My memories of the late 70’s to the late 80’s can only be described as a blur. I lived by the mantra “work hard, play harder”; a sex, drugs and rock ‘n roll lifestyle was prevalent in my age group throughout this time, with me being a willing participant. Coupled with the fact I was getting various tattoos and piercings, to say I was a wild child would be an understatement. Once I met my future wife I did settle down, however my career required me to entertain clients on a regular basis. With entertainment being one of my career “strengths”, my yearning for a good time never waned.
It wasn’t until I started experiencing horrific hangovers that I started to be a little concerned about my overall health. After suffering these hangovers for quite a few years I decided that I better consult my doctor about them. After many different types of blood tests over a period of 6 months, I was finally told in 1999 that I had tested positive for hepatitis C. At the time I had no idea what the virus was, the ramifications, nothing.

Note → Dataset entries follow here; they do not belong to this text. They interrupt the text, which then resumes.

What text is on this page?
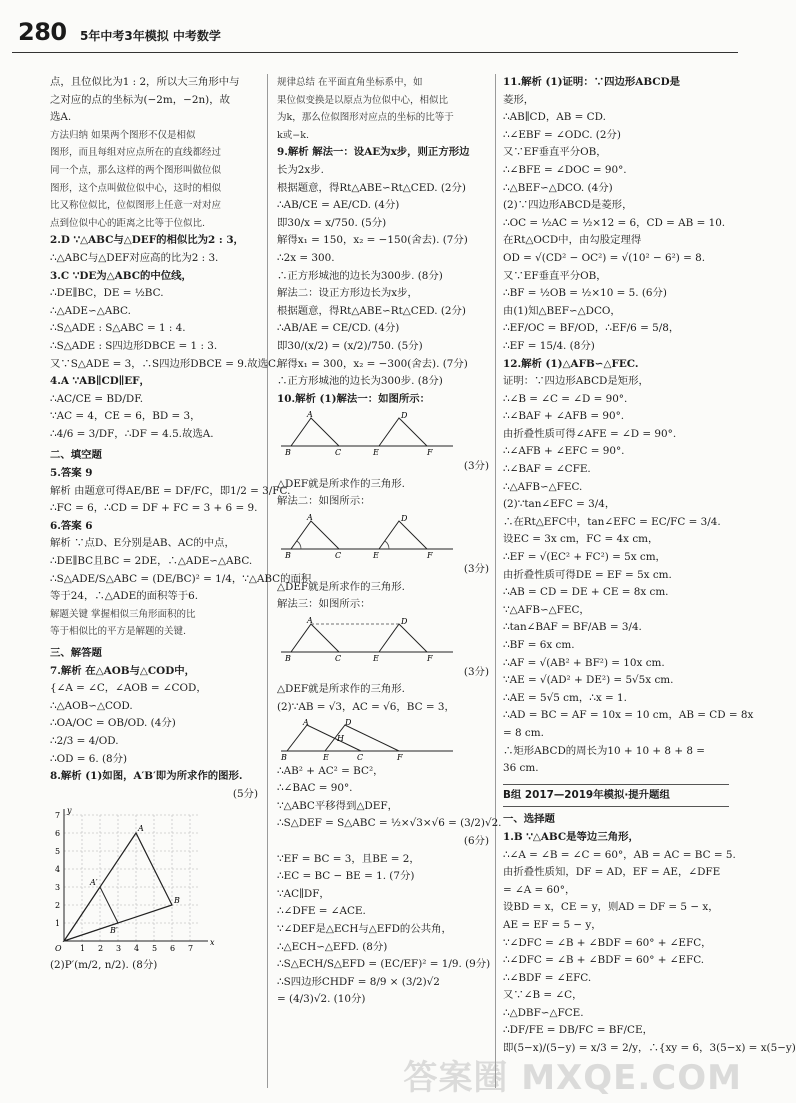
280 5年中考3年模拟 中考数学
点，且位似比为1 : 2，所以大三角形中与
之对应的点的坐标为(−2m，−2n)，故
选A.
方法归纳 如果两个图形不仅是相似
图形，而且每组对应点所在的直线都经过
同一个点，那么这样的两个图形叫做位似
图形，这个点叫做位似中心，这时的相似
比又称位似比，位似图形上任意一对对应
点到位似中心的距离之比等于位似比.
2.D ∵△ABC与△DEF的相似比为2 : 3，
∴△ABC与△DEF对应高的比为2 : 3.
3.C ∵DE为△ABC的中位线，
∴DE∥BC，DE = ½BC.
∴△ADE∽△ABC.
∴S△ADE : S△ABC = 1 : 4.
∴S△ADE : S四边形DBCE = 1 : 3.
又∵S△ADE = 3，∴S四边形DBCE = 9.故选C.
4.A ∵AB∥CD∥EF，
∴AC/CE = BD/DF.
∵AC = 4，CE = 6，BD = 3，
∴4/6 = 3/DF，∴DF = 4.5.故选A.
二、填空题
5.答案 9
解析 由题意可得AE/BE = DF/FC，即1/2 = 3/FC.
∴FC = 6，∴CD = DF + FC = 3 + 6 = 9.
6.答案 6
解析 ∵点D、E分别是AB、AC的中点，
∴DE∥BC且BC = 2DE，∴△ADE∽△ABC.
∴S△ADE/S△ABC = (DE/BC)² = 1/4，∵△ABC的面积
等于24，∴△ADE的面积等于6.
解题关键 掌握相似三角形面积的比
等于相似比的平方是解题的关键.
三、解答题
7.解析 在△AOB与△COD中，
{∠A = ∠C，∠AOB = ∠COD，
∴△AOB∽△COD.
∴OA/OC = OB/OD. (4分)
∴2/3 = 4/OD.
∴OD = 6. (8分)
8.解析 (1)如图，A′B′即为所求作的图形.
(5分)
1
2
3
4
5
6
7
1 2 3 4 5 6 7
O
x
y
A
B
A′
B′
(2)P′(m/2, n/2). (8分)
规律总结 在平面直角坐标系中，如
果位似变换是以原点为位似中心，相似比
为k，那么位似图形对应点的坐标的比等于
k或−k.
9.解析 解法一：设AE为x步，则正方形边
长为2x步.
根据题意，得Rt△ABE∽Rt△CED. (2分)
∴AB/CE = AE/CD. (4分)
即30/x = x/750. (5分)
解得x₁ = 150，x₂ = −150(舍去). (7分)
∴2x = 300.
∴正方形城池的边长为300步. (8分)
解法二：设正方形边长为x步，
根据题意，得Rt△ABE∽Rt△CED. (2分)
∴AB/AE = CE/CD. (4分)
即30/(x/2) = (x/2)/750. (5分)
解得x₁ = 300，x₂ = −300(舍去). (7分)
∴正方形城池的边长为300步. (8分)
10.解析 (1)解法一：如图所示：
B
A
C	E
D
F
(3分)
△DEF就是所求作的三角形.
解法二：如图所示：
B
A
C	E
D
F
(3分)
△DEF就是所求作的三角形.
解法三：如图所示：
B
A
C	E
D
F
(3分)
△DEF就是所求作的三角形.
(2)∵AB = √3，AC = √6，BC = 3，
B
A
C
E
D
F
H
∴AB² + AC² = BC²，
∴∠BAC = 90°.
∵△ABC平移得到△DEF，
∴S△DEF = S△ABC = ½×√3×√6 = (3/2)√2.
(6分)
∵EF = BC = 3，且BE = 2，
∴EC = BC − BE = 1. (7分)
∵AC∥DF，
∴∠DFE = ∠ACE.
∵∠DEF是△ECH与△EFD的公共角，
∴△ECH∽△EFD. (8分)
∴S△ECH/S△EFD = (EC/EF)² = 1/9. (9分)
∴S四边形CHDF = 8/9 × (3/2)√2
= (4/3)√2. (10分)
11.解析 (1)证明：∵四边形ABCD是
菱形，
∴AB∥CD，AB = CD.
∴∠EBF = ∠ODC. (2分)
又∵EF垂直平分OB，
∴∠BFE = ∠DOC = 90°.
∴△BEF∽△DCO. (4分)
(2)∵四边形ABCD是菱形，
∴OC = ½AC = ½×12 = 6，CD = AB = 10.
在Rt△OCD中，由勾股定理得
OD = √(CD² − OC²) = √(10² − 6²) = 8.
又∵EF垂直平分OB，
∴BF = ½OB = ½×10 = 5. (6分)
由(1)知△BEF∽△DCO，
∴EF/OC = BF/OD，∴EF/6 = 5/8，
∴EF = 15/4. (8分)
12.解析 (1)△AFB∽△FEC.
证明：∵四边形ABCD是矩形，
∴∠B = ∠C = ∠D = 90°.
∴∠BAF + ∠AFB = 90°.
由折叠性质可得∠AFE = ∠D = 90°.
∴∠AFB + ∠EFC = 90°.
∴∠BAF = ∠CFE.
∴△AFB∽△FEC.
(2)∵tan∠EFC = 3/4，
∴在Rt△EFC中，tan∠EFC = EC/FC = 3/4.
设EC = 3x cm，FC = 4x cm，
∴EF = √(EC² + FC²) = 5x cm，
由折叠性质可得DE = EF = 5x cm.
∴AB = CD = DE + CE = 8x cm.
∵△AFB∽△FEC，
∴tan∠BAF = BF/AB = 3/4.
∴BF = 6x cm.
∴AF = √(AB² + BF²) = 10x cm.
∵AE = √(AD² + DE²) = 5√5x cm.
∴AE = 5√5 cm，∴x = 1.
∴AD = BC = AF = 10x = 10 cm，AB = CD = 8x
= 8 cm.
∴矩形ABCD的周长为10 + 10 + 8 + 8 =
36 cm.
B组 2017—2019年模拟·提升题组
一、选择题
1.B ∵△ABC是等边三角形，
∴∠A = ∠B = ∠C = 60°，AB = AC = BC = 5.
由折叠性质知，DF = AD，EF = AE，∠DFE
= ∠A = 60°，
设BD = x，CE = y，则AD = DF = 5 − x，
AE = EF = 5 − y，
∵∠DFC = ∠B + ∠BDF = 60° + ∠EFC，
∴∠DFC = ∠B + ∠BDF = 60° + ∠EFC.
∴∠BDF = ∠EFC.
又∵∠B = ∠C，
∴△DBF∽△FCE.
∴DF/FE = DB/FC = BF/CE，
即(5−x)/(5−y) = x/3 = 2/y，∴{xy = 6，3(5−x) = x(5−y)
答案圈 MXQE.COM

I was ordered to start living healthily and got a referral to a gastroenterologist. The severity of this diagnosis explained to me by my still current and much respected gastroenterologist shocked me, however initially didn’t have the desired effect to kerb my partying ways, denial had set in.
On my third appointment, my gastroenterologist explained that he was going to offer me a course of pharmaceuticals (Interferon & Ribavirin) that may cure my hep C. I agreed to the treatment. The reality of this appointment and the forthcoming treatment finally stopped my desire to party hard. Unfortunately after 6 gruelling months I couldn’t cure my hep C (I’m genotype 3a). Suffice to say, the year 2000 was very austere.
I’m still hep C positive and have refined my lifestyle considerably since the treatment. Although I’m bordering on cirrhosis as my most recent fibroscan has indicated and I’m also starting to display more symptoms that confirm this. A vicious cycle of trying to work, exercise and live a life while feeling at times fatigued and austere. I’m determined to be cured and will fight harder than ever to make this a reality. It’s the least I can do for myself and more importantly my family.
Recently I attended my first community advocates meeting at Hepatitis Victoria. I was quite surprised of the high degrees of stigma and discrimination associated with having hep C throughout the broader community. Being an active and avid poet, the meeting inspired me to write a poem a short time after, titled “See, I’m Invisible”; to demonstrate just some of the issues people with hepatitis C have to cope with.
In many ways and ironically being diagnosed with hepatitis C has perhaps helped me live a lot longer. “Lived hard, died young” could have been chiseled into my tombstone, many years ago. However, I’ve learnt to live healthier and not to take my health for granted. My responsibilities of being a father, husband and mentor are cherished. I’m determined to continue to become healthier and someday soon become cured and pick up that zest to live and enjoy life full on again, this time without the vices.